Bell ringing Holy Resurrection Orthodox Church is done by members of the laity. The Church invited individuals and families to participate in this important work.
Bells are a distinctive part of Orthodox Christian divine services. Bells are used for a number of purposes throughout the liturgical cycle, such as a summons for the faithful to divine services and as an announcement to those not present in church of specific moments in the services.
In the early centuries of Christianity, the Church was often persecuted and did not have the opportunity to openly call the faithful to services. The faithful were notified of times of services by personal contact or by the presiding clergy at the end of the services.
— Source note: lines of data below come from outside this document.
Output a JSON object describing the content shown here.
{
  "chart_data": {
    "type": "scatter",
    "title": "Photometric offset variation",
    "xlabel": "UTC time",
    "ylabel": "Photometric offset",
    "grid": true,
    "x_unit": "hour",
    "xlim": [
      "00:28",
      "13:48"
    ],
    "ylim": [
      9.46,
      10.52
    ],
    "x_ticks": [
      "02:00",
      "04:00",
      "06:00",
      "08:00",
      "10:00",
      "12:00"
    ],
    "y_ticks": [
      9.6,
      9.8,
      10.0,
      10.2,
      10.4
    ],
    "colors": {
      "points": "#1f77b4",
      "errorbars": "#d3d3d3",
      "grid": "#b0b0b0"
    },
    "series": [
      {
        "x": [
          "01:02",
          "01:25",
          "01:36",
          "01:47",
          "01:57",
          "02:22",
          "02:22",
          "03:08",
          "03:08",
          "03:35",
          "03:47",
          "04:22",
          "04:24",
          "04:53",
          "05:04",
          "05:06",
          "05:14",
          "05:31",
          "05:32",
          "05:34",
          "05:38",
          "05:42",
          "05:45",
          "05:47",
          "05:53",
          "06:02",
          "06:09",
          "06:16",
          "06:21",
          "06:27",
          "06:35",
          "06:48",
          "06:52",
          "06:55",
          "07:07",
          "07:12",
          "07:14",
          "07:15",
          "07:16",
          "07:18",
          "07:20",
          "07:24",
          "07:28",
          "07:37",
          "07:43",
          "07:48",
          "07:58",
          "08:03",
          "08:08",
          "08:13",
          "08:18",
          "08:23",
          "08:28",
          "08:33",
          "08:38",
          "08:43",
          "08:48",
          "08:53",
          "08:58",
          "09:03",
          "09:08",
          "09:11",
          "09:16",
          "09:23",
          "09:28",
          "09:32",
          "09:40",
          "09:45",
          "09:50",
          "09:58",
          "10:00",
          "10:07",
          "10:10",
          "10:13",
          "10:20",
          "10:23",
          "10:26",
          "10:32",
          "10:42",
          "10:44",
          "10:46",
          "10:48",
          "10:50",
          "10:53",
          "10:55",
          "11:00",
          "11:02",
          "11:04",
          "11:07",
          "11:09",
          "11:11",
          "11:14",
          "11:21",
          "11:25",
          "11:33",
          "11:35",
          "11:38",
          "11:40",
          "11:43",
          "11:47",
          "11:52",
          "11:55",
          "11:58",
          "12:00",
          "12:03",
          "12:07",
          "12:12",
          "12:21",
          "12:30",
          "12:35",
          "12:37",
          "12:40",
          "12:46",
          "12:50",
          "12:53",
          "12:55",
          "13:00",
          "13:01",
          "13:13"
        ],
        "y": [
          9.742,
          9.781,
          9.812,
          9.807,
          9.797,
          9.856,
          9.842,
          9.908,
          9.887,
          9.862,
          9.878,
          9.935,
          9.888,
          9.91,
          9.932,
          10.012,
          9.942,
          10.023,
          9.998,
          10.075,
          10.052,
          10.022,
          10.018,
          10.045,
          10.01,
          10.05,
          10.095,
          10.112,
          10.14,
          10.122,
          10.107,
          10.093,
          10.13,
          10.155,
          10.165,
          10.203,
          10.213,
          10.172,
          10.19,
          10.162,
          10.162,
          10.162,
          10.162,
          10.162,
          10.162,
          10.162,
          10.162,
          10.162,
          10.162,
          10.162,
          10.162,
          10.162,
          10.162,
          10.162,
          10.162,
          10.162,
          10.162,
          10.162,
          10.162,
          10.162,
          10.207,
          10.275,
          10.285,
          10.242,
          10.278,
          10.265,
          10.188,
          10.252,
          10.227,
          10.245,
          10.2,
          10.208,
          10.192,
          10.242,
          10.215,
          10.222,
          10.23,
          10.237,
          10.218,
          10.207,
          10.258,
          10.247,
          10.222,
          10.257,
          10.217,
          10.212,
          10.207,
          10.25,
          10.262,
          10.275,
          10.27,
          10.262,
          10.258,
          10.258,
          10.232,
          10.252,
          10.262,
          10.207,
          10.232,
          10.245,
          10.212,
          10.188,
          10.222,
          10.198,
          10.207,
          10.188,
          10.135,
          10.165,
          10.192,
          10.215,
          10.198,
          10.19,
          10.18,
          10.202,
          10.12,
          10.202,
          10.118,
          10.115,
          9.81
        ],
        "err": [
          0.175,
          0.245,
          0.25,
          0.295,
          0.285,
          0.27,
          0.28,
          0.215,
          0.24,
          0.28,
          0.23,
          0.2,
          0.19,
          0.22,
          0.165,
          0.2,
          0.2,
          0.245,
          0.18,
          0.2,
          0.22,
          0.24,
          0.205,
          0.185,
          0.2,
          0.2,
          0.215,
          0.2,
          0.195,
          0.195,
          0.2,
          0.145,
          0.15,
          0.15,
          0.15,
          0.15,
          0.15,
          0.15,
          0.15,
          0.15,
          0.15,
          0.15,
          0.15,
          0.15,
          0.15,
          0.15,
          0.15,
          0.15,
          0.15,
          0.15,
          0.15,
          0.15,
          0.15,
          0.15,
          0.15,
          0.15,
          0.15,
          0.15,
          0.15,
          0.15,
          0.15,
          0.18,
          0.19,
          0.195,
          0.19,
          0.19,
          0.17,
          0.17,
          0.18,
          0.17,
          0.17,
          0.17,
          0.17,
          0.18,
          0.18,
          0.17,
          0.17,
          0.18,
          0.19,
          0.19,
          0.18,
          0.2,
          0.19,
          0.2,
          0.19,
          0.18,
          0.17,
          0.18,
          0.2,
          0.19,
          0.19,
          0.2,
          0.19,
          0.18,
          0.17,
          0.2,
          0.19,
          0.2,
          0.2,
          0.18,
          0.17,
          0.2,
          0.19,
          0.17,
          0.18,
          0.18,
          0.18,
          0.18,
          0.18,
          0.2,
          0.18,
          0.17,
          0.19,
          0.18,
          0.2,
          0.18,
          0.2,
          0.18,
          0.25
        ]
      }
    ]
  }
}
After the persecutions ceased, various means of announcing services arose, but the pealing of bells appeared to become the preferred method. While bells are known from antiquity, the first use of bells in a Christian context was in western Europe. Tradition, although probably inaccurate, ascribes the invention of bells in the late fourth century to St. Paulinus, the bishop of Nola in Campania, Italy. However, there is no record in Europe of the use of bells religiously until the early seventh century. Bells came into use in the eastern Greek Church in 865 when the Doge of Venice gave twelve large bells to Emperor Michael. These bells were hung in a tower near Hagia Sophia Cathedral.
Bells were introduced in Russia almost simultaneously with the Baptism of the Rus in 988, coming to the eastern Slavs through western Europe. These bells were generally small and used in small sets of only two or three bells. By the fourteenth century, however, bell foundries had come into existence that produced very large bells. Large bells in Russia weighed up to 144,000 pounds. The largest bell then cast is the Tsar Bell which stands at the base of the bell tower of Ivan III Vasilevich (Ivan the Great) in the Moscow Kremlin. This bell weighs 288,000 pounds, but was never used, because it cracked in a fire when the scaffolding used to hang the bell burned.
Operation of bells in eastern Europe differed from that in the West. In the East the dapper strikes against a stationary bell. In the West the whole bell is swung while the clapper is stationary.
During Orthodox church services, bells are used at specific times. Bell ringing is used to announce and summon the faithful to divine services, to express the joy of the divine services of the Church, and for those not present at the services to announce the times of important moments in the services. Often the tolling of a bell is used to announce the death of important church and civil personalities.
In settings not pertaining to church services, bells are used to signal special occasions and announce assembly of faithful and citizens. In monastic settings bells may be used each day to awaken the monks and signal the daily routine of monasteries. Also, ringing of bells had been used often to alert inhabitants of towns and cities of approaching armies and attackers. A storied example of such a use is the large bell at St Sophia Cathedral in Novgorod, Russia, that was used to warn of the approach of Ivan the Terrible's army to the city. Angry at its use, the tyrant had the bell punished by having one of the ears, used to hang the bell, cut off so that it could no longer be hung and rung.
The Ushers of Holy Resurrection Orthodox Church greet people as they arrive at church. They also welcome visitors, provide assistance, care for the proskinitaria (candle areas), and administer the collection of offerings. These faithful ushers perform a valuable service for our church.